Haftalardır şehit cenazelerinin arkası kesilmeyen her olaydan sonra “istihbarat ve önlemler neden yetersiz” tartışmaları yapıldı. Terörün yoğun olduğu, polis merkezlerinin bulunduğu veya askeri araçların, polis araçlarının geçeceği yollarda güvenlik ve istihbarat en üst derecede gerekliyken bunun hala sağlanamamasını valilikler nasıl açıklıyor?
Bu yöndeki açıklamalar, örneğin “karayollarının altına patlayıcılar yerleştirilirken nasıl fark edilmiyor” benzeri soruların cevapları neden duyulmuyor?
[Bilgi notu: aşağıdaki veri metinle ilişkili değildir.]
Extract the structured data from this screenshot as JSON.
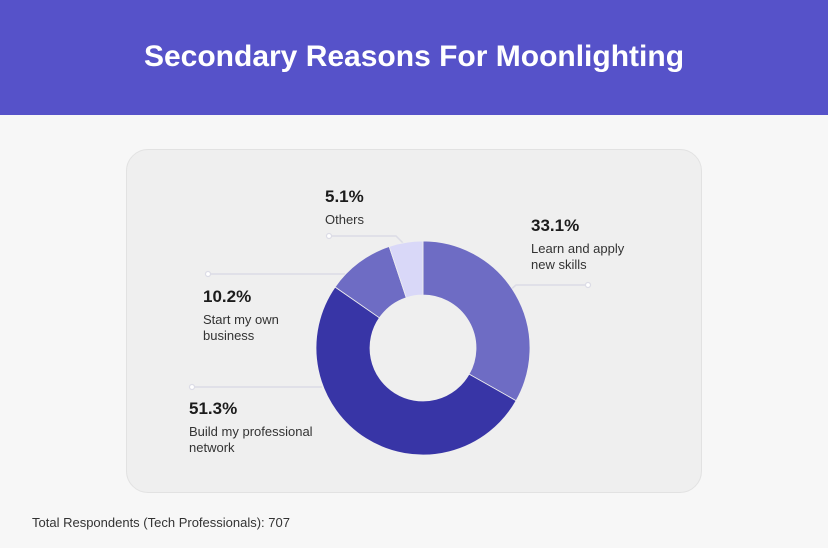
{
  "header": {
    "title": "Secondary Reasons For Moonlighting"
  },
  "chart_data": {
    "type": "donut",
    "title": "Secondary Reasons For Moonlighting",
    "slices": [
      {
        "label": "Learn and apply new skills",
        "value": 33.1,
        "display": "33.1%",
        "color": "#6e6cc4"
      },
      {
        "label": "Build my professional network",
        "value": 51.3,
        "display": "51.3%",
        "color": "#3835a6"
      },
      {
        "label": "Start my own business",
        "value": 10.2,
        "display": "10.2%",
        "color": "#6e6cc4"
      },
      {
        "label": "Others",
        "value": 5.1,
        "display": "5.1%",
        "color": "#d9d8f8"
      }
    ],
    "start_angle": "top",
    "direction": "clockwise"
  },
  "footer": {
    "note": "Total Respondents (Tech Professionals): 707"
  },
  "colors": {
    "header_bg": "#5652c9",
    "card_bg": "#efefef",
    "page_bg": "#f7f7f7"
  }
}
Devlet, valilikler bu yönde görevlerini zamanında yapmalı, terör örgütüne daha fazla fırsat verilmemelidir.
Ateşkes olacak mı?
Bir yanda PKK bombalarıyla kanlı terör eylemi planları uygulanırken diğer yanda Kandil liderlerinin ve HDP’nin dünyaya “Türk-Kürt iç savaşı çıktığı” görüntüsü yaymak için verdiği yanlış mesajlar da sürüyor. Nitekim Silvan karayolunda bomba patlatılırken PKK’nın şehir yapılanması KCK muhtemelen “çift taraflı ateşkese hazır oldukları”nı anlatan bildiriyi hazırlamaktaydı.
Terörü sürdürenin PKK olduğu gözlerden kaçırılmaya çalışılan açıklamada “Türkiye ve Kürdistan’da yaşanan savaş ortamından demokrasi güçleri ve AB’nin kaygı duyduğu, bu çevrelerin çift taraflı ateşkes ve müzakereye dönülmesi çağrıları yaptığı ve bu çağrılara değer verdikleri” belirtiliyor.
İsteğiniz ne?
PKK ve HDP’nin terör olaylarını “iç savaş” olarak yansıtma çabalarının nedeni, KCK açıklamasındaki “Türkiye ve Kürdistan” ya da “halklarımız” ifadelerinde görülmektedir.
Cumhurbaşkanı Erdoğan çözüm sürecinin bitmesine “HDP ve PKK’nın neden olduğunu”, HDP ise “masadan kalkan tarafın Hükümet olduğunu” söylediğine göre PKK’nın “tekrar müzakereye hazır olduğu” mesajıyla birlikte “müzakere ile neyi kast ettikleri, tam olarak ne istedikleri, bu cinayetlerin neden işlendiği, özerklik ilanları” konusunu yuvarlak laflarla değil, net olarak açıklaması gerekiyor.
Cumhurbaşkanı Erdoğan ve Başbakan’dan sonra, AKP Kongresi’nde MKYK üyeliğine seçilen, parti yönetiminde olan Galip Ensarioğlu da “Çözüm sürecinde devlet PKK’ya toleranslı davrandı, PKK 100’den fazla saldırı yaptı, asayiş birimleri kurdu, bölgeyi haraca bağladı” dediğine göre devletin de bu hatayı nasıl telafi edeceği düşünülmelidir.
Çözüm süreci neydi, neden tamamlanmadı, şimdi karar ne olacak? Bu sorular cevap bekliyor.